Sul fronte delle prestazioni di rete, la porta 2.5 GbE produce risultati tangibili in un ambiente correttamente configurato. Con uno switch compatibile e una connessione cablata, i trasferimenti in lettura da un volume RAID 1 con due HDD si attestano tra 220 e 260 MB/s, un valore che satura quasi completamente la banda disponibile. In scrittura, le prestazioni scendono in modo prevedibile attorno ai 180-210 MB/s, un risultato condizionato dalla velocità meccanica dei dischi più che dal processore o dalla rete. Con SSD SATA da 2,5 pollici il divario si riduce e la banda disponibile viene sfruttata in modo più uniforme.
L'assenza di slot M.2 NVMe nella versione standard è invece un limite da non sottovalutare.

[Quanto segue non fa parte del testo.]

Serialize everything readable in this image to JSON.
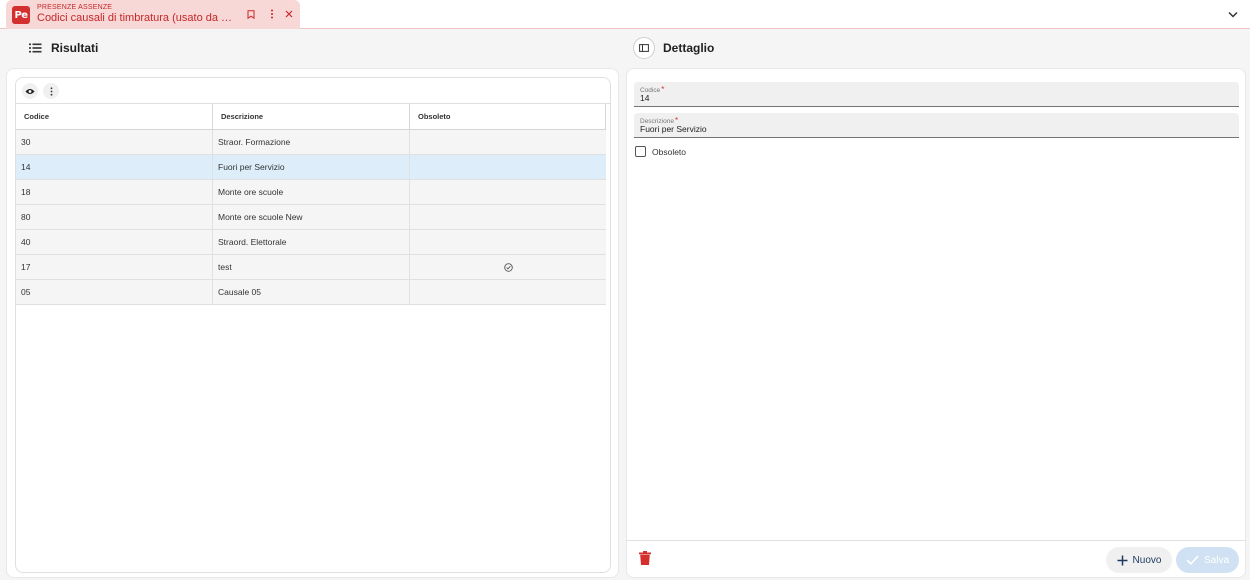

Non è possibile usare un SSD come cache per accelerare i dischi meccanici, e questo si traduce in latenze più alte in scenari di accesso casuale, come la gestione di database leggeri o l'uso del NAS come piattaforma di sviluppo. Chi ha bisogno di quella flessibilità deve orientarsi verso la versione Plus, che porta con sé 3 slot M.2, 8 GB di RAM DDR5 su slot singolo espandibile fino a 32 GB, e due porte 5 GbE invece di una da 2.5 GbE.

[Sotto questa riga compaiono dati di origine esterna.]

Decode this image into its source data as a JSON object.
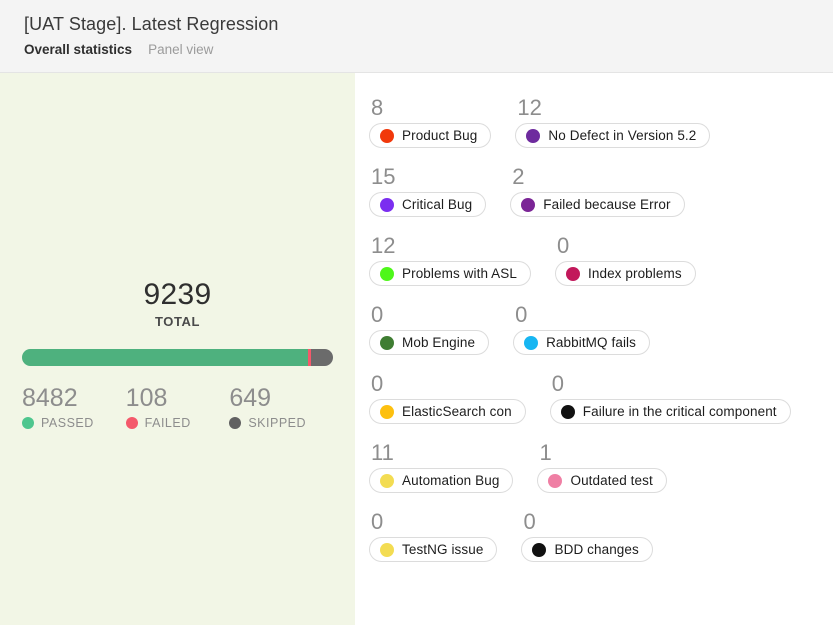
{
  "header": {
    "title": "[UAT Stage]. Latest Regression",
    "tabs": [
      {
        "label": "Overall statistics",
        "active": true
      },
      {
        "label": "Panel view",
        "active": false
      }
    ]
  },
  "summary": {
    "total_value": "9239",
    "total_label": "TOTAL",
    "bar": [
      {
        "name": "passed",
        "value": 8482,
        "color": "#4eb17e"
      },
      {
        "name": "failed",
        "value": 108,
        "color": "#f4596b"
      },
      {
        "name": "skipped",
        "value": 649,
        "color": "#6b6b6b"
      }
    ],
    "stats": [
      {
        "value": "8482",
        "label": "PASSED",
        "color": "#4ec68e"
      },
      {
        "value": "108",
        "label": "FAILED",
        "color": "#f4596b"
      },
      {
        "value": "649",
        "label": "SKIPPED",
        "color": "#616161"
      }
    ]
  },
  "defects": [
    {
      "count": "8",
      "label": "Product Bug",
      "color": "#f1380b"
    },
    {
      "count": "12",
      "label": "No Defect in Version 5.2",
      "color": "#6e2b9e"
    },
    {
      "count": "15",
      "label": "Critical Bug",
      "color": "#7b2ef0"
    },
    {
      "count": "2",
      "label": "Failed because Error",
      "color": "#7b2596"
    },
    {
      "count": "12",
      "label": "Problems with ASL",
      "color": "#4ef71a"
    },
    {
      "count": "0",
      "label": "Index problems",
      "color": "#c2185b"
    },
    {
      "count": "0",
      "label": "Mob Engine",
      "color": "#3f7d32"
    },
    {
      "count": "0",
      "label": "RabbitMQ fails",
      "color": "#17b6f2"
    },
    {
      "count": "0",
      "label": "ElasticSearch con",
      "color": "#fdc00f"
    },
    {
      "count": "0",
      "label": "Failure in the critical component",
      "color": "#111111"
    },
    {
      "count": "11",
      "label": "Automation Bug",
      "color": "#f3dc52"
    },
    {
      "count": "1",
      "label": "Outdated test",
      "color": "#ef7fa4"
    },
    {
      "count": "0",
      "label": "TestNG issue",
      "color": "#f3dc52"
    },
    {
      "count": "0",
      "label": "BDD changes",
      "color": "#111111"
    }
  ]
}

La transcodifica hardware in Plex è uno dei punti di forza del dispositivo. Il Celeron N5095 gestisce flussi H.265 in 4K senza affanno, con un utilizzo della CPU che rimane sotto il 30% durante la riproduzione diretta e sale in modo controllato durante la transcodifica attiva verso client meno capaci. Jellyfin ed Emby si comportano in modo analogo, anche se la configurazione dell'accelerazione hardware richiede qualche passaggio manuale nelle impostazioni. Chi vuole un NAS principalmente come media server trova in questo dispositivo un punto di equilibrio concreto tra costo e capacità.
La gestione del calore e del rumore si è dimostrata adeguata anche dopo diverse settimane d'uso. In modalità Smart, la ventola mantiene temperature operative stabili senza mai diventare troppo rumorosa. Solo durante operazioni intensive e prolungate, come la ricostruzione di un volume RAID o un backup simultaneo di grandi archivi, la ventola sale di velocità in modo percettibile, raggiungendo livelli comunque accettabili in un contesto d'ufficio.
Il sistema operativo TOS 6 ha migliorato la stabilità e introdotto nuove funzionalità, sebbene non sia ancora maturo e ricco di applicazioni come i competitor. Terramaster sta comunque dimostrando di essere sulla strada giusta, segno che le prossime versioni dell'OS saranno ancor più complete e competitive.
Verdetto
Il Terramaster F2-425 è un NAS a 2 bay che offre un processore x86 capace, una connettività 2.5 GbE e una buona gestione termica a un prezzo che lo rende competitivo nel suo segmento. La transcodifica hardware 4K funziona in modo affidabile, e per chi cerca un media server domestico o un sistema di backup locale con qualche funzionalità aggiuntiva, il dispositivo svolge il suo compito senza sorprese negative.
I limiti principali riguardano l'assenza di slot M.2 nella versione standard, un ecosistema software ancora meno maturo rispetto a Synology e una app mobile che non convince al 100%. La RAM da 4 GB è sufficiente per gli scenari d'uso di base, ma chi prevede di eseguire più applicazioni in parallelo dovrà considerare di ampliarla.
Il F2-425 è indicato per chi vuole un NAS con processore x86 senza spendere quanto richiede la concorrenza più affermata, e per chi utilizza Plex, Jellyfin o Emby come applicazione principale. Non è la scelta giusta per chi dipende da un ecosistema applicativo ricco, da funzionalità di virtualizzazione avanzate o da slot M.2 per configurazioni ibride. In quel caso, vale la pena valutare la versione Plus oppure guardare verso modelli competitor che offrono un software più consolidato, anche se spesso con un processore meno potente o un prezzo più alto.